Il y est donc question du «détournement», comme source d'inspiration de la collection estivale de l'an prochain, présentée dans un immense hangar à bateaux faisant partie des historiques bâtiments de la Dogana (Douane) milanaise. Et ce détournement ne serait pas seulement littéraire, voire politique, mais bel et bien esthétique.

De fait, les codes  vestimentaires traditionnels de l'homme sont détournés, au point qu'ils empruntent à la femme ses vêtements, ses tissus et ses accessoires fétiches.

Ainsi, on a vu des lavallières et des fleurs orner le cou des mannequins, jeunes, pâles et forcément androgynes. Les couleurs sont pastel, rose et bleu, les imprimés fleuris, et il y a beaucoup de soie.

Les chemises --devrait-on plutôt dire les chemisiers?-- sont de dentelle, tout en transparence, ou ornées de broderies noires ton sur ton. Parfois, un élégant papillon brodé vient se poser sur un blouson fin.

L'homme va jusqu'à porter une sorte de jupe-culotte et les cols sont pelle à tarte, tandis que les manches des vestons remontent presque jusqu'à l'avant-bras, pour révéler de délicats poignets. Sur la tête, de drôles de bérets à pompons...

Chez Etro, point d'androgynie, mais également ce souci du mix hommes/femmes.

Inspirée par l'oeuf, «symbole de la vie primordiale, union du mâle et de la femelle» pour le styliste Kean Etro, la collection est assez «ronde», consensuelle», avec de beaux modèles, mais rien d'extravagant.

Là aussi on retrouve du vieux rose, du chocolat mordoré, du bleu électrique, du jaune doré et du crème, ainsi que le classique motif cachemire, et un jeu de transparences pour les chemises.

Peu de bermudas, mais des pantalons cigarette. Seules quelques chemises en soie révèlent un peu de peau en s'ouvrant presque jusqu'au nombril.

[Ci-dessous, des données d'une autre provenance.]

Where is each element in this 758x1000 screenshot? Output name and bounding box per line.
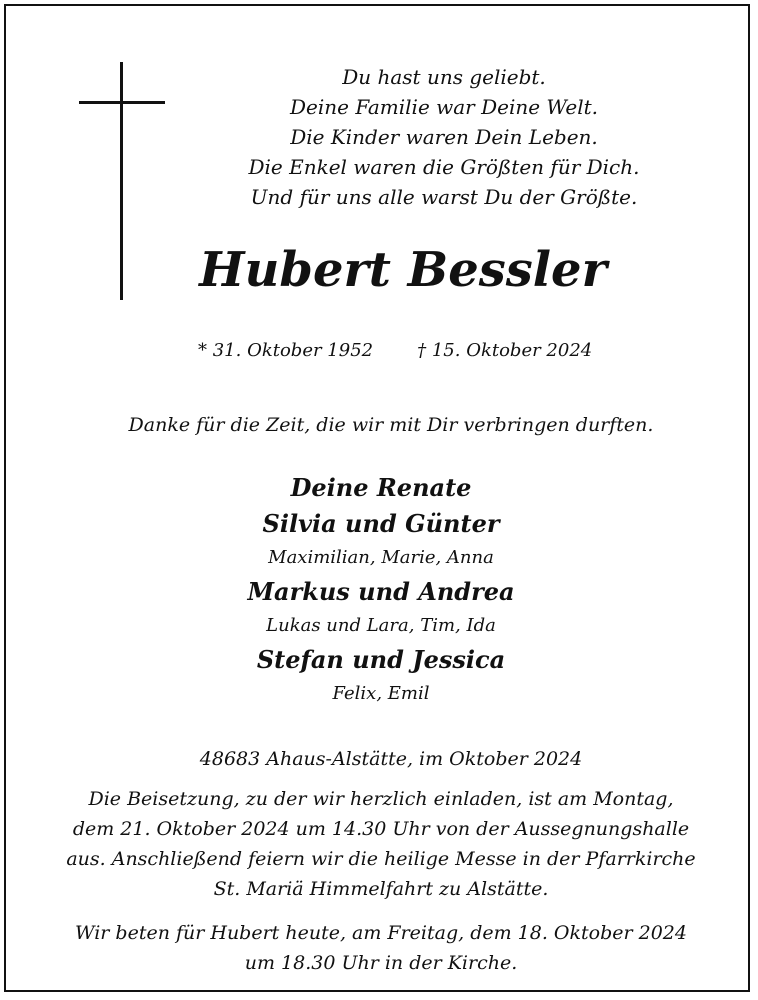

Pour la vénérable maison Canali, propriété familiale depuis plus de 80 ans, et dont le styliste est désormais Andrea Pompilio, il n'est pas non plus question de trop bousculer la tradition, mais plutôt de la revisiter selon la «magie d'un kaléidoscope».

En regardant à travers cet objet, «je vois l'homme Canali, suspendu dans une atmosphère intemporelle, pendant un été en Méditerranée qui ne finirait jamais», confie Andrea Pompilio.

Les tenues présentées sont ainsi chics et confortables, dans des matières classieuses --du lin, de l'organza, du coton d'Égypte, un mélange lin-soie-laine-- et les mannequins portent de petites valises vintage en guise de sacs à main, comme s'ils étaient entre deux yachts.

Une originalité: des blousons d'un style un peu particulier, qui se portent tels des sacs à dos grâce à des anses aux épaules.

Point de véritable transgression non plus pour la maison romaine Fendi, et sa styliste Silvia Venturini Fendi, qui a misé sur du solide et du sûr.

Les pantalons et les sweats sont molletonnés, larges et confortables, les couleurs sont mates et plutôt sombres et là encore, la peau n'est qu'entrevue. Sur la tête, des casquettes de golf, que l'on retrouve accrochées aux superbes sacs surdimensionnés, portés à la main.

Du cuir, des grosses chaussures, et du python sur de grands manteaux type cabans. «Le look général est clair et net», précise la styliste, il est question ici de créer un «uniforme urbain pour un citadin sentimental».

La Fashion Week milanaise doit se clore mardi avec les défilés de Dsquared, Giorgio Armani et Ermanno Scervino.